Благодушный мистер Пеппингэм с аппетитом принялся за сыр. Анне захотелось потянуться через весь стол, схватить майора Брутта за руку и сказать: «Плохо. Я снова вытянула вам пустой билет. Мне не удалось продать вас, и, уж будем честными, вы и сами не слишком-то старались продать себя. Плохо, плохо, плохо – и больше мы вам тут ничем не поможем. Возвращайтесь к тому, с чего начали: к объявлениям в “Таймс”, к надеждам, что однажды вам попадется кто-то, кому только что попался кто-то еще, и вот этот кто-то и подкинет вам работенку. Вам вот попались мы. Вас это, правда, не спасло.

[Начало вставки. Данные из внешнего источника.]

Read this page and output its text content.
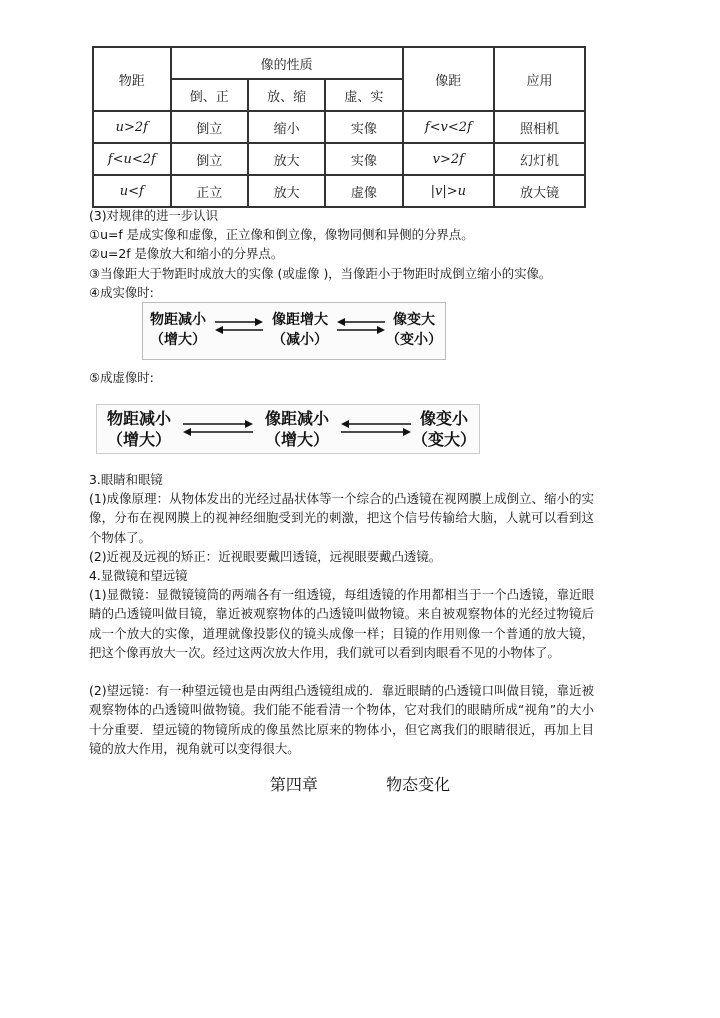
物距	像的性质			像距	应用
	倒、正	放、缩	虚、实		
u>2f	倒立	缩小	实像	f<v<2f	照相机
f<u<2f	倒立	放大	实像	v>2f	幻灯机
u<f	正立	放大	虚像	|v|>u	放大镜
(3)对规律的进一步认识
①u=f 是成实像和虚像，正立像和倒立像，像物同侧和异侧的分界点。
②u=2f 是像放大和缩小的分界点。
③当像距大于物距时成放大的实像 (或虚像 )，当像距小于物距时成倒立缩小的实像。
④成实像时:
物距减小
（增大）
像距增大
（减小）
像变大
（变小）
⑤成虚像时:
物距减小
（增大）
像距减小
（增大）
像变小
（变大）
3.眼睛和眼镜
(1)成像原理：从物体发出的光经过晶状体等一个综合的凸透镜在视网膜上成倒立、缩小的实像，分布在视网膜上的视神经细胞受到光的刺激，把这个信号传输给大脑，人就可以看到这个物体了。
(2)近视及远视的矫正：近视眼要戴凹透镜，远视眼要戴凸透镜。
4.显微镜和望远镜
(1)显微镜：显微镜镜筒的两端各有一组透镜，每组透镜的作用都相当于一个凸透镜，靠近眼睛的凸透镜叫做目镜，靠近被观察物体的凸透镜叫做物镜。来自被观察物体的光经过物镜后成一个放大的实像，道理就像投影仪的镜头成像一样；目镜的作用则像一个普通的放大镜，把这个像再放大一次。经过这两次放大作用，我们就可以看到肉眼看不见的小物体了。
(2)望远镜：有一种望远镜也是由两组凸透镜组成的．靠近眼睛的凸透镜口叫做目镜，靠近被观察物体的凸透镜叫做物镜。我们能不能看清一个物体，它对我们的眼睛所成“视角”的大小十分重要．望远镜的物镜所成的像虽然比原来的物体小，但它离我们的眼睛很近，再加上目镜的放大作用，视角就可以变得很大。
第四章	物态变化
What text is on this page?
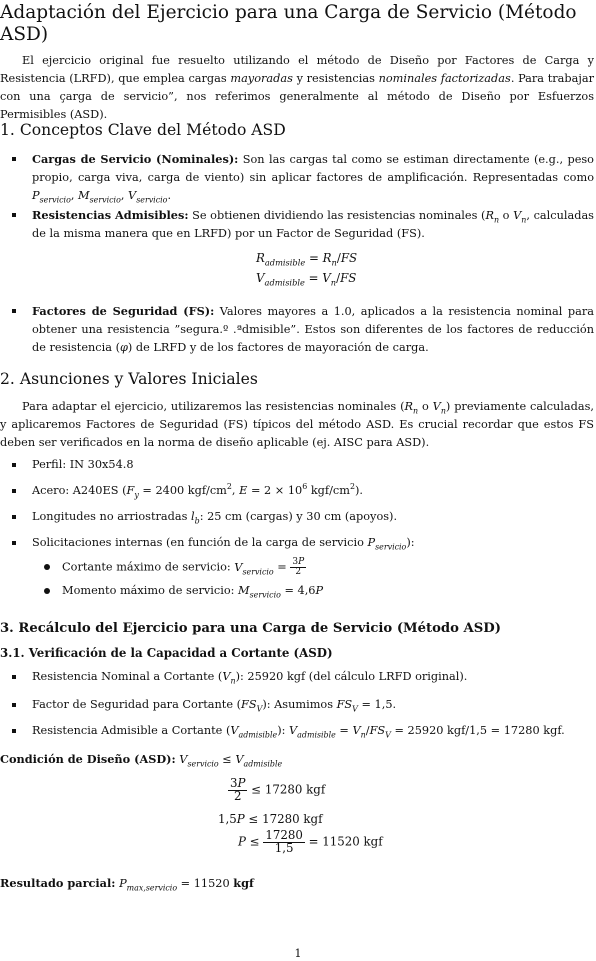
Adaptación del Ejercicio para una Carga de Servicio (Método ASD)

El ejercicio original fue resuelto utilizando el método de Diseño por Factores de Carga y Resistencia (LRFD), que emplea cargas mayoradas y resistencias nominales factorizadas. Para trabajar con una çarga de servicio”, nos referimos generalmente al método de Diseño por Esfuerzos Permisibles (ASD).

1. Conceptos Clave del Método ASD
Cargas de Servicio (Nominales): Son las cargas tal como se estiman directamente (e.g., peso propio, carga viva, carga de viento) sin aplicar factores de amplificación. Representadas como $P_{servicio}$, $M_{servicio}$, $V_{servicio}$.
Resistencias Admisibles: Se obtienen dividiendo las resistencias nominales ($R_n$ o $V_n$, calculadas de la misma manera que en LRFD) por un Factor de Seguridad (FS).
$R_{admisible} = R_n/FS$
$V_{admisible} = V_n/FS$
Factores de Seguridad (FS): Valores mayores a 1.0, aplicados a la resistencia nominal para obtener una resistencia ”segura.º .ªdmisible”. Estos son diferentes de los factores de reducción de resistencia (φ) de LRFD y de los factores de mayoración de carga.
2. Asunciones y Valores Iniciales

Para adaptar el ejercicio, utilizaremos las resistencias nominales ($R_n$ o $V_n$) previamente calculadas, y aplicaremos Factores de Seguridad (FS) típicos del método ASD. Es crucial recordar que estos FS deben ser verificados en la norma de diseño aplicable (ej. AISC para ASD).

Perfil: IN 30x54.8
Acero: A240ES ($F_y = 2400$ kgf/$cm^2$, $E = 2 \times 10^6$ kgf/$cm^2$).
Longitudes no arriostradas $l_b$: 25 cm (cargas) y 30 cm (apoyos).
Solicitaciones internas (en función de la carga de servicio $P_{servicio}$):
Cortante máximo de servicio: $V_{servicio} = \frac{3P}{2}$
Momento máximo de servicio: $M_{servicio} = 4,6P$
3. Recálculo del Ejercicio para una Carga de Servicio (Método ASD)
3.1. Verificación de la Capacidad a Cortante (ASD)
Resistencia Nominal a Cortante $(V_n)$: 25920 kgf (del cálculo LRFD original).
Factor de Seguridad para Cortante $(FS_V)$: Asumimos $FS_V = 1,5$.
Resistencia Admisible a Cortante $(V_{admisible})$: $V_{admisible} = V_n/FS_V = 25920$ kgf/1,5 = 17280 kgf.
Condición de Diseño (ASD): $V_{servicio} \le V_{admisible}$
$\frac{3P}{2} \le 17280$ kgf
1,5P ≤ 17280 kgf
$P \le \frac{17280}{1,5} = 11520$ kgf
Resultado parcial: $P_{max,servicio} = 11520$ kgf
1
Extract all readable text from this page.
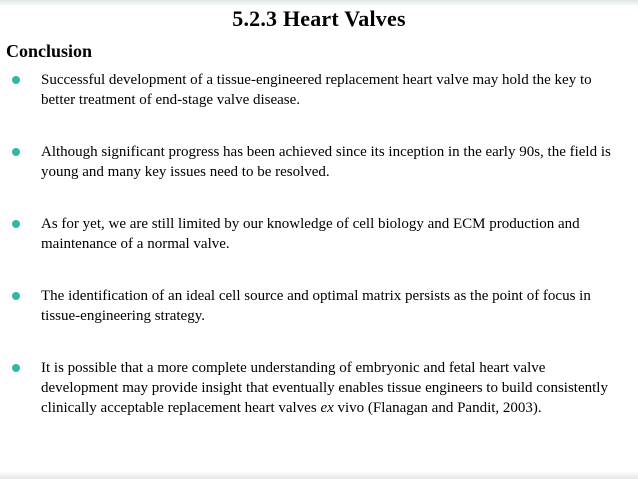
5.2.3 Heart Valves
Conclusion
Successful development of a tissue-engineered replacement heart valve may hold the key to better treatment of end-stage valve disease.
Although significant progress has been achieved since its inception in the early 90s, the field is young and many key issues need to be resolved.
As for yet, we are still limited by our knowledge of cell biology and ECM production and maintenance of a normal valve.
The identification of an ideal cell source and optimal matrix persists as the point of focus in tissue-engineering strategy.
It is possible that a more complete understanding of embryonic and fetal heart valve development may provide insight that eventually enables tissue engineers to build consistently clinically acceptable replacement heart valves ex vivo (Flanagan and Pandit, 2003).
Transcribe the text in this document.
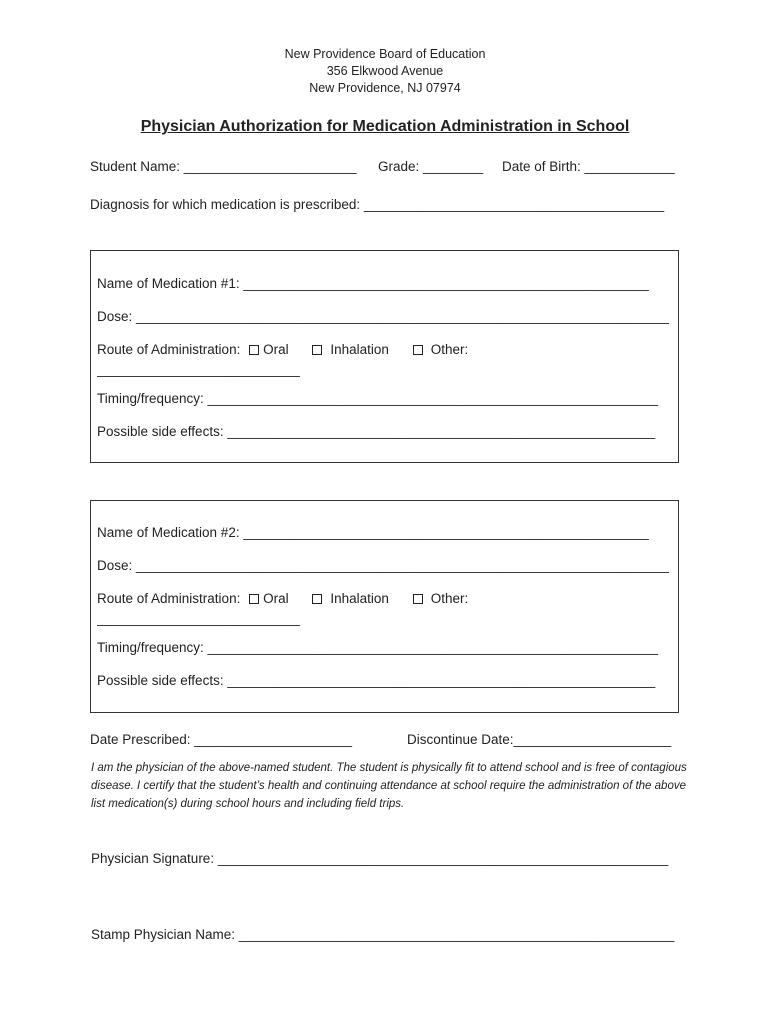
New Providence Board of Education
356 Elkwood Avenue
New Providence, NJ 07974
Physician Authorization for Medication Administration in School
Student Name: _______________________ Grade: ________ Date of Birth: ____________
Diagnosis for which medication is prescribed: ________________________________________
Name of Medication #1: ______________________________________________________
Dose: _______________________________________________________________________
Route of Administration: Oral	Inhalation	Other:
___________________________
Timing/frequency: ____________________________________________________________
Possible side effects: _________________________________________________________
Name of Medication #2: ______________________________________________________
Dose: _______________________________________________________________________
Route of Administration: Oral	Inhalation	Other:
___________________________
Timing/frequency: ____________________________________________________________
Possible side effects: _________________________________________________________
Date Prescribed: _____________________	Discontinue Date:_____________________
I am the physician of the above-named student. The student is physically fit to attend school and is free of contagious disease. I certify that the student’s health and continuing attendance at school require the administration of the above list medication(s) during school hours and including field trips.
Physician Signature: ____________________________________________________________
Stamp Physician Name: __________________________________________________________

Что ж, старина, повезет в другой раз».
Je n’en peux plus[44].
По правде сказать, майор Брутт – и сегодня, когда он так кротко, заодно с кофе, проглотил новость, что ничего из этой шропширской истории не выйдет, и во время прочих своих, частых и простодушных, визитов – был для Квейнов постоянным, а точнее немым, укором, как и Порция. Он не так уж долго пробыл подле их семейного очага и был, в общем-то, не слишком уж и близок к нему, чтобы, вернувшись к себе в Кенсингтон, хоть раз осознать, что тепло этого очага лишь воображаемое. Квейны по-прежнему были центром и целью его несбывшихся желаний, и он, несомненно, думал о них, сидя в гостиной своего отеля или шагая по Кромвель-роуд. Несомненно, это за мысли о них он цеплялся, когда у него не выгорало очередное дельце, когда очередная затея оканчивалась пшиком, когда очередное его полное надежд письмо оставалось без ответа, когда очередной выход оказывался тупиком, когда он в очередной раз понимал, что деньги на исходе. И он давал Квейнам понять, что постоянно о них думает. Становятся ли люди добрее и счастливее, если кажутся кому-то добрыми и счастливыми? Только жалость, наверное, удерживала Анну от того, чтобы разочаровать майора до глубины души. Он был приложением к завершившейся истории с Робертом. Что толку, что толку жалеть о том, что они встретились, ведь этого, похоже, было не избежать. В каком-то смысле майор Брутт достался ей по наследству от Роберта. Или, как знать, может, он казался ей последней и обидной – обидной, потому что им всегда недоставало горечи, – шуткой Роберта, обидным напоминанием о ее слабостях, ради которого Роберт сумел подчинить себе даже судьбу?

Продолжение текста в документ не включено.